|Project by Boxguy||posted 801 days ago||1634 views||4 times favorited||11 comments|
Pictured here are several views of Carolie’s six-sided tea box.
Problem: How can I craft a unique shape that would minimize the footprint of this box while still offering storage for 36 teabags, 8 handcrafted British teaspoons, and an assortment of sweeteners? Sometimes the best designs start with arranging the actual things you want to put inside the box…then you can design your box from the inside out.
Solution: This box is just 10 inches wide, 6 1/2 inches deep, and 4 1/4 inches tall. The attached top and angled corners give this box a smaller look. The longer back allows for a lengthy, more stable hinge for the top.
Materials: The staggered corner splines are Movingui and the lift is Black Walnut. The box is Black Cherry with a nice knotty grain on top. The clear plastic sweetener caddy was purchased at a local restaurant supply store.

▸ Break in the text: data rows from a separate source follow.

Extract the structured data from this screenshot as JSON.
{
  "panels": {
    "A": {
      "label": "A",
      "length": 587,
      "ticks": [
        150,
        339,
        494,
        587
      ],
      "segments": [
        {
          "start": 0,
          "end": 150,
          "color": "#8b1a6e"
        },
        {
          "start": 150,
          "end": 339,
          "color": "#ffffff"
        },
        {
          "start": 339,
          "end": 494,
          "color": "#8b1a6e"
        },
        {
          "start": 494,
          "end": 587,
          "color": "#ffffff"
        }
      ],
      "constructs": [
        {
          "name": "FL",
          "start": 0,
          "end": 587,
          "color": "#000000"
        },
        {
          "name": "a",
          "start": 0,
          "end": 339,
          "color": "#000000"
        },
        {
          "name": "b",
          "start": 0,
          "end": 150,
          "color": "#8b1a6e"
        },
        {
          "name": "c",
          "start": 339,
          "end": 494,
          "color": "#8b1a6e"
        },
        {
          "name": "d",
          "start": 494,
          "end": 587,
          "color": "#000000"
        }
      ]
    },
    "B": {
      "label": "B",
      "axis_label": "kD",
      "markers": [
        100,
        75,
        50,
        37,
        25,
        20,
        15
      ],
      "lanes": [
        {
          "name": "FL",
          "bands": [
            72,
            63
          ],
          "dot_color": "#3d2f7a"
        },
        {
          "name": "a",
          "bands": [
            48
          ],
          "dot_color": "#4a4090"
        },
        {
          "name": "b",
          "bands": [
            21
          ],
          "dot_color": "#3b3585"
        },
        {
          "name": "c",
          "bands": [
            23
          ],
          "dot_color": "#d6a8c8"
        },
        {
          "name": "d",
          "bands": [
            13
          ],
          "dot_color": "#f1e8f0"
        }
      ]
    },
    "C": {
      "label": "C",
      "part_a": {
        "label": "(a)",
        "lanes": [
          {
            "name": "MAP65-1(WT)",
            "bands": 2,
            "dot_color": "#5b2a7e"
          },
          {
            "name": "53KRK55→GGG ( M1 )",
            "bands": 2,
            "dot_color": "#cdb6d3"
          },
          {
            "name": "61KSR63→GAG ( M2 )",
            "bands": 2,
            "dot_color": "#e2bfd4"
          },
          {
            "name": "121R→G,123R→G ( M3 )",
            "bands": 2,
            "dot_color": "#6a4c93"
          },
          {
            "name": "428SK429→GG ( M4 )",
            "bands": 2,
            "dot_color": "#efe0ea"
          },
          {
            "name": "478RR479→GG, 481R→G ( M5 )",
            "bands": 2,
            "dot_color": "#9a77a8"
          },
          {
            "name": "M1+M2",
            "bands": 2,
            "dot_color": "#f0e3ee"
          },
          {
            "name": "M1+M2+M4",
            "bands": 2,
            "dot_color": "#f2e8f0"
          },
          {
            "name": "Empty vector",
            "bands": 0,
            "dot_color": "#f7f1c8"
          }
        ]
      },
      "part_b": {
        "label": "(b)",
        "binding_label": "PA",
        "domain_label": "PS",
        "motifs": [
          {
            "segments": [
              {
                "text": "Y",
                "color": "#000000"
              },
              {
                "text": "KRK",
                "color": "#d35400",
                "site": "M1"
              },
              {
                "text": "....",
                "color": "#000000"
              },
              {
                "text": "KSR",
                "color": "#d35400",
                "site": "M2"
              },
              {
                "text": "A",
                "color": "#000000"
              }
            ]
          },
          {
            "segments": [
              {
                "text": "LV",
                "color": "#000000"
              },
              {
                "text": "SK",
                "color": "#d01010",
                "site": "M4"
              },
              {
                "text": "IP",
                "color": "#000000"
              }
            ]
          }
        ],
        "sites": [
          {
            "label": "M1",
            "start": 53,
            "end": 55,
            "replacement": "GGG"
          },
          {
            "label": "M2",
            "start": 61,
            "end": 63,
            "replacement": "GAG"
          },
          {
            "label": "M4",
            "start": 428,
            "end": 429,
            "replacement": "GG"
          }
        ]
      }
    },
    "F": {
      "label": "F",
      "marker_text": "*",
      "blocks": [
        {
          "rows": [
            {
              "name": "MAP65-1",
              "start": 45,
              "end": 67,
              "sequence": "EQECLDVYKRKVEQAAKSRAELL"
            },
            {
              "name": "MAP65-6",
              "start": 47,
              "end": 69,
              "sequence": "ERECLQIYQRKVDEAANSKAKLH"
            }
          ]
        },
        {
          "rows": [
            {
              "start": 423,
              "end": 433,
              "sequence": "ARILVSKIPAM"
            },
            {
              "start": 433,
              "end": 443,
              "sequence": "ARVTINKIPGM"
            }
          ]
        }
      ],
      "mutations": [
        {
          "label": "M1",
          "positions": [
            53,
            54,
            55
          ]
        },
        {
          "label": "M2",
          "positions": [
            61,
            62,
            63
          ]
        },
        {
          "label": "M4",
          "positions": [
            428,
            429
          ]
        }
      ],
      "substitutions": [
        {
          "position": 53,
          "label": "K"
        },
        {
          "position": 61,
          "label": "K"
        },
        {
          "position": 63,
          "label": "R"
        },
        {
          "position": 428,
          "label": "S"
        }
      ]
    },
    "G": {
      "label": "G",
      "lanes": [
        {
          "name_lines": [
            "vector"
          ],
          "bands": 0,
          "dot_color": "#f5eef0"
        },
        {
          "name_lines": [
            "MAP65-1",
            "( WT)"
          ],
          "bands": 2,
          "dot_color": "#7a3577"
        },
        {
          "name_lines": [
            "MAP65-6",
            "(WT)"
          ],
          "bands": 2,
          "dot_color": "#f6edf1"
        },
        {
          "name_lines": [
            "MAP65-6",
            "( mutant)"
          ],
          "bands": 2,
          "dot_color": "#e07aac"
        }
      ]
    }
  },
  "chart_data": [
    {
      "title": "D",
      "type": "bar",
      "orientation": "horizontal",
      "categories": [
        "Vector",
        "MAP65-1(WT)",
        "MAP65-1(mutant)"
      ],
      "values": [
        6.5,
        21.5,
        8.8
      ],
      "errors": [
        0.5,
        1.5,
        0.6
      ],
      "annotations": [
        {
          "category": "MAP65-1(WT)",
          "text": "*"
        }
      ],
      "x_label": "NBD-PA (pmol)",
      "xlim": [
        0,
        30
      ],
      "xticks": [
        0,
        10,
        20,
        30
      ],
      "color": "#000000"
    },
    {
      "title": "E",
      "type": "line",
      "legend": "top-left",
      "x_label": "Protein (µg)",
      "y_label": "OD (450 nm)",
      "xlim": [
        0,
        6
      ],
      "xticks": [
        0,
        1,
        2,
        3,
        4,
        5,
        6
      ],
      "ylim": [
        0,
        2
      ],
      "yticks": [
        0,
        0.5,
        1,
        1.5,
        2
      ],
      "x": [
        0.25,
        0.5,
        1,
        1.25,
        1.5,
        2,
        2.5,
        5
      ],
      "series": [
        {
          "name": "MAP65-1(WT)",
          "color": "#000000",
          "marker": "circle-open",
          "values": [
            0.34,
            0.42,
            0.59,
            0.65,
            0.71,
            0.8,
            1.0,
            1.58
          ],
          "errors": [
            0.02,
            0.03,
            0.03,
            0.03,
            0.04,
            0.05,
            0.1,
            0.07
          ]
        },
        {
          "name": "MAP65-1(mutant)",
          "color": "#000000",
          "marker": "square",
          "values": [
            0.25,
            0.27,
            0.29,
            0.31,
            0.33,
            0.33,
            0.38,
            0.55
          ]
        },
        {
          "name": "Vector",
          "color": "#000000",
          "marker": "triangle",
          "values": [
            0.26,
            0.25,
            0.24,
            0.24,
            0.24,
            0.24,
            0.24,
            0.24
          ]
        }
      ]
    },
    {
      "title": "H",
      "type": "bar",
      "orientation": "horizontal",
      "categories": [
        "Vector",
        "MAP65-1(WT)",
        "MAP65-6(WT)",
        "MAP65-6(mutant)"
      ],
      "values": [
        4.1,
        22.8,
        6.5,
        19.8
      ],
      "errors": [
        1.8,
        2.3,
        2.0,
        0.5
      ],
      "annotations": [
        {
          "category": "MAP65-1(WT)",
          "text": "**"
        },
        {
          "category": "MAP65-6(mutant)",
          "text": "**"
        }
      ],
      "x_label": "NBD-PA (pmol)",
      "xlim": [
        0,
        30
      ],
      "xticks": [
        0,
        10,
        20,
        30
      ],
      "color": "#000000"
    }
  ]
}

Techniques: The different angles are a pain, so carefully mark each board to be sure you cut the correct angle on the correct board. The back two angles are 45 degrees, but the front four angles are cut at 22 1/2 degrees. The two end boards are cut 45 on the back side and 22 1/2 on the front side. However, the problem comes when you try to fit this all together. How long do you make the back side? My solution was to leave my initial board a little long and cut all my other sides starting with the left end and working around the front to the right side. Then I taped these 5 sides together with a piece of 2 inch wide masking tape, folded them into shape, and cut the back board to fit. Measuring is not enough, if you are off the slightest bit on angles or lengths it will throw your last cut way off. So just leave extra length then trim the back board to fit. Once all six sides are cut, dry fit this assembly with a band clamp to be sure all your joints fit tightly. Recut your lengths if you need to.
It doesn’t show well in the pictures, but I staggered the spline cuts on the front corners. (Look closely at picture #5.) If you don’t do this the splines look too much like dotted lines running around the front of the box.
Critique: I like this six-sided shape. It draws the eye without diminishing the function. The spoons fit in nicely and the lift-out dividers and sweetener caddy make this easy to clean. Though there is not much color contrast in the movingui splines and the cherry sides, the splines add great mechanical strength to the joints and are a subtle visual element. Basically, this design works well and looks attractive at least to my eye. I have sold several boxes made along the lines of this this general shape. To me, sales are the ultimate test of art or utility.